O Caraval é um jogo elaborado, que precisa de toda a astúcia dos participantes. Será que Scarlett saberá jogar? Ela tem apenas cinco dias para encontrar sua irmã e vencer esta jornada.

Caraval foi um dos últimos livros que a Novo Conceito lançou no Brasil e na época de seu lançamento houve grande comoção por parte da equipe de marketing da editora para mostrar esse livro nas redes socias. A capa é maravilhosa e acredito que a parte física dele seja tão bacana quanto (eu li no Kindle, então não posso falar com certeza) mas é uma pena que a obra não seja tão legal quanto parece.

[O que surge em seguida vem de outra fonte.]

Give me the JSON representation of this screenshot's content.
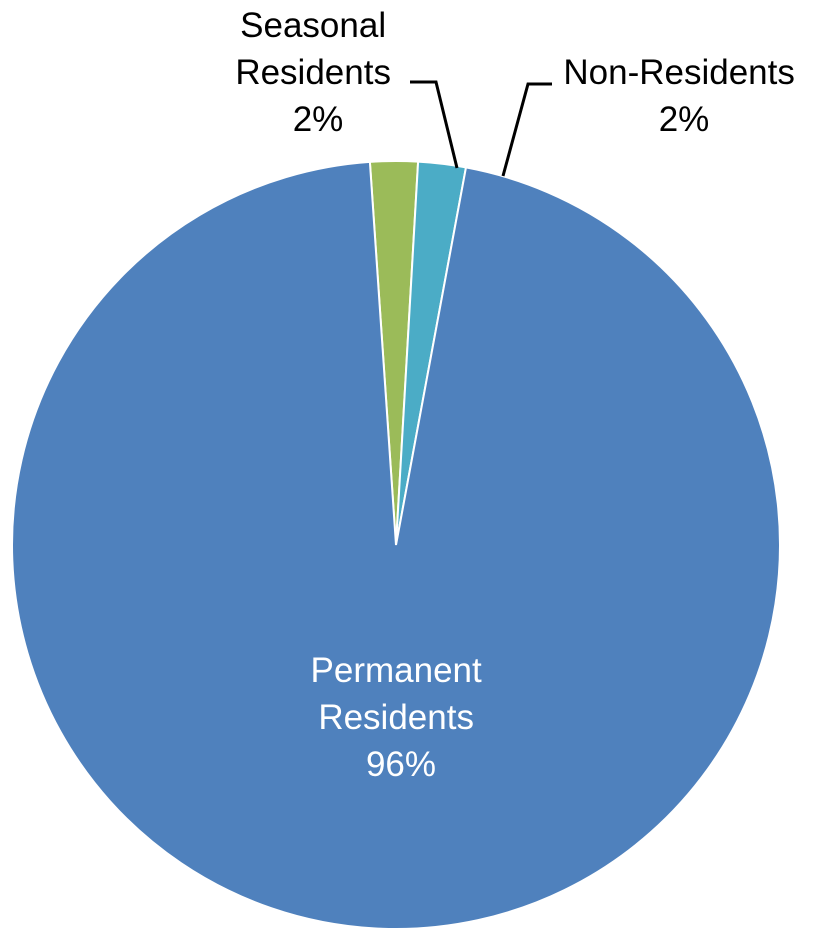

Sim, Caraval é um livro um tanto diferente. Ele tem todo esse aspecto circense que eu nunca tinha visto em outra obra além de toda a magia e duvida que envolve o jogo (que leva o título do livro). Um grande ponto positivo é que ele conseguiu me deixar intrigada mesmo quando eu não estava gostando da leitura, pois a curiosidade de saber o que é real e o que faz parte do jogo é muito maior do que a vontade de abandonar o livro. Sim, como deu para perceber eu não gostei mesmo do livro e coloco a culpa nos personagens.

Foto: Roendo Livros
Scarlett é aquela personagem típica de livros YA. A garota inocente, que sofre na vida e quer fugir de alguma coisa. Nesse caso é de seu próprio pai (extremamente abusivo e violento) e acha que um casamento arranjado sera sua salvação. Sonha com o Caraval a vida toda e quando tem a chance de ir fica de mimimi. Nem preciso falar que me irritei com ela logo nas primeiras páginas. Não consegui enxergar a evolução dela como personagem e nem seu amadurecimento durante o jogo. Acho que ela apenas mudou de planos, usou de uma paixão repentina para lhe mostrar aquilo que ela já devia saber desde o inicio. A história a acompanha 100% das páginas, então mesmo que seja narrada em terceira pessoa a impressão que temos dos outros personagens tem grande influencia do que Scarlett acha e por isso também não tive simpatia por Julian, que era mentiroso e manipulador e nem por Tella que só pensava em si mesma.

Gosto do fato da autora ter colocado alguns plot twists na história. Isso acaba me empolgando um pouco mais mesmo que por pouco tempo. Confesso que mesmo com a critica os últimos 20% do livro me fizeram devora-lo justamente por conta das revelações e das situações inesperadas, porém o final decepcionou um pouco pela autora escolher o caminho fácil para não deixar os leitores bravos. É um livro que acredito que irá agradar leitores de fantasia e romance, pois ele tem esses dois elementos, e também leitores de mistério (dos leves).